Ülke tarihinde ilk kez sivil darbe oldu, belirlemesi hiç yanlış değildir.

Daha önce askeri darbeler olur ve bunlar da fazla kitle tabanı bulamazdı.

İtiraz olarak, 12 Eylül Anayasası’nın yüzde 90’a yakın çoğunlukla onaylanması gösterilebilir ama bu destek kısa sürdü.

1983 yılında yapılan genel seçimde, Anayasa oylamasıyla Cumhurbaşkanı seçilmiş olan Evren açık olarak Turgut Sunalp ve partisini destekledi, ANAP’a oy verilmemesini istedi. Sonuç tam tersi oldu, halk cunta başını dinlemedi ve Turgut Özal’ın partisi iktidara geldi.

Askeri darbe şartlar kollanarak kısa sürede yapılır, sivil darbe için ise uzun bir hazırlık gerekir.

Kaç yıldır bunu hazırladılar. Aşamaları biliyorsunuz ve yukarıda da kısaca söz ettim, tekrarlamayacağım.

Şimdi böyle bir şey olabilir mi?

HDP, Kürt halkı içinde genişlemenin sınırlarına yaklaştığını görmek durumundadır.

Güçlenmek istiyorsa enerjisini yoğunlaştırması gereken asıl yer Türk halkıdır.

Burada ise sadece barış söylemiyle fazla gidilemez.

HDP ekonomik konulara eğilmek zorundadır.

Bu eğilme de filanca grevi desteklemekle sınırlı kalamaz.

Ekonomik talepleri nelerdir, bunun işleyişi nasıl olacaktır? Bunlar açıklanmalıdır.

Bunların klasik diyebileceğimiz sosyalist talepler olması gerekmez, zaten bu taleplerle kimseyi etkilemek de mümkün olmamaktadır.

Rojava’da yapılan ekonomiyle ilgili toplantının sonuç bildirgesini incelerseniz, fazla somut bir şey bulamazsınız. Bol miktarda demokratik moderniteden söz ediliyor ama somut ekonomik program olarak kooperatifleşmenin ilerisinde bir şey bulmak zordur.

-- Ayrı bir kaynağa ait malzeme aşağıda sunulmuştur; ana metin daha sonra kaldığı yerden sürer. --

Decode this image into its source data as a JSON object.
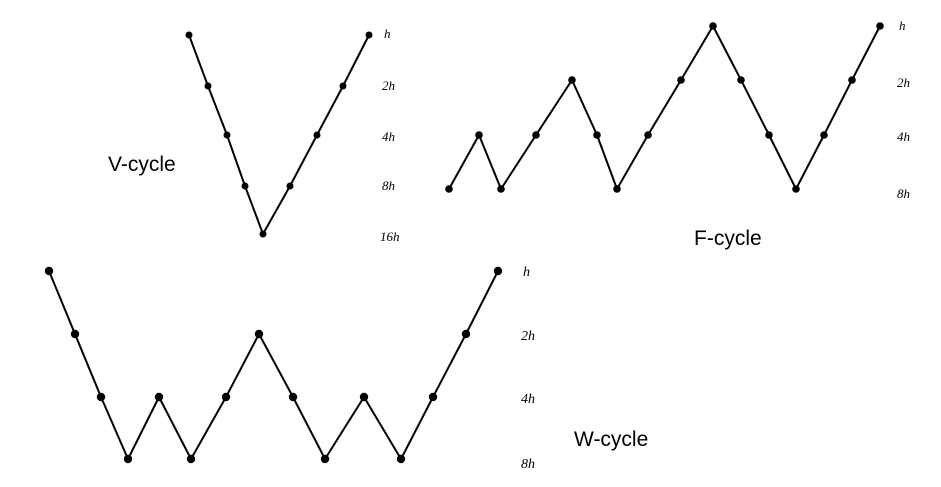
{
  "colors": {
    "line": "#000000",
    "node": "#000000",
    "background": "#ffffff"
  },
  "v_cycle": {
    "title": "V-cycle",
    "levels": [
      "h",
      "2h",
      "4h",
      "8h",
      "16h"
    ],
    "node_levels": [
      0,
      1,
      2,
      3,
      4,
      3,
      2,
      1,
      0
    ]
  },
  "f_cycle": {
    "title": "F-cycle",
    "levels": [
      "h",
      "2h",
      "4h",
      "8h"
    ],
    "node_levels": [
      3,
      2,
      3,
      2,
      1,
      2,
      3,
      2,
      1,
      0,
      1,
      2,
      3,
      2,
      1,
      0
    ]
  },
  "w_cycle": {
    "title": "W-cycle",
    "levels": [
      "h",
      "2h",
      "4h",
      "8h"
    ],
    "node_levels": [
      0,
      1,
      2,
      3,
      2,
      3,
      2,
      1,
      2,
      3,
      2,
      3,
      2,
      1,
      0
    ]
  }
}
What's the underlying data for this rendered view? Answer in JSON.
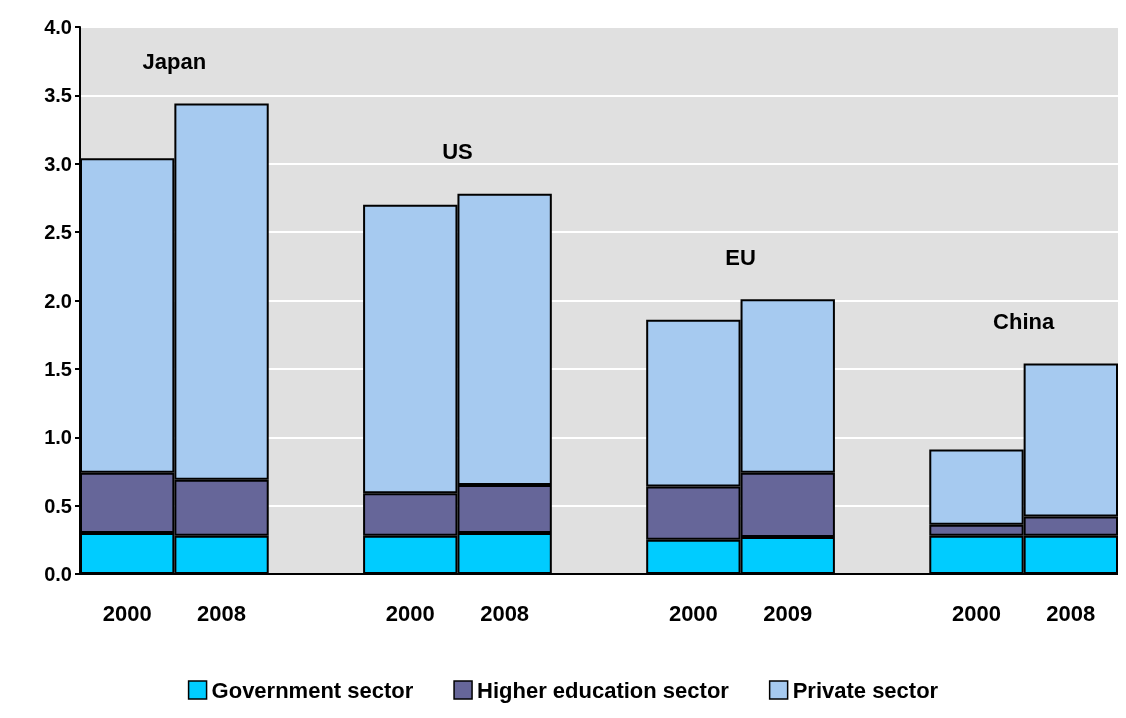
{
  "chart_data": {
    "type": "bar",
    "stacked": true,
    "categories": [
      "2000",
      "2008",
      null,
      "2000",
      "2008",
      null,
      "2000",
      "2009",
      null,
      "2000",
      "2008"
    ],
    "series": [
      {
        "name": "Government sector",
        "color": "#00ccff",
        "values": [
          0.3,
          0.28,
          null,
          0.28,
          0.3,
          null,
          0.25,
          0.27,
          null,
          0.28,
          0.28
        ]
      },
      {
        "name": "Higher education sector",
        "color": "#666699",
        "values": [
          0.44,
          0.41,
          null,
          0.31,
          0.35,
          null,
          0.39,
          0.47,
          null,
          0.08,
          0.14
        ]
      },
      {
        "name": "Private sector",
        "color": "#a6caf0",
        "values": [
          2.3,
          2.75,
          null,
          2.11,
          2.13,
          null,
          1.22,
          1.27,
          null,
          0.55,
          1.12
        ]
      }
    ],
    "annotations": [
      "Japan",
      "US",
      "EU",
      "China"
    ],
    "ylim": [
      0,
      4
    ],
    "yticks": [
      {
        "value": 0,
        "label": "0.0"
      },
      {
        "value": 0.5,
        "label": "0.5"
      },
      {
        "value": 1,
        "label": "1.0"
      },
      {
        "value": 1.5,
        "label": "1.5"
      },
      {
        "value": 2,
        "label": "2.0"
      },
      {
        "value": 2.5,
        "label": "2.5"
      },
      {
        "value": 3,
        "label": "3.0"
      },
      {
        "value": 3.5,
        "label": "3.5"
      },
      {
        "value": 4,
        "label": "4.0"
      }
    ],
    "grid": "y",
    "legend": "bottom"
  }
}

Yeni bir görüş savunduğunu iddia edenlerin dünyadaki çok sayıda farklı uygulamayı yakından izlemesi beklenirdi. Üreticilerin örgütlenmesi, kolektif üretim ve pazarlama gibi konularda yaşanılan çok sayıda deney bulunuyor. Bunların önemli bir bölümünü incelemek fırsatını buldum. Demokratik modernite temelinde şekillendiği söylenen üretim örgütlenmesini kimse dikkate almıyor.

İletişim araçlarının son derece geliştiği bu dönemde herkesin birbirinden haberi bulunuyor. Yepyeni sayılan bir modeli kimse dikkate almıyorsa, bu modelin fazlasıyla genel olduğunu düşünmekte yarar vardır.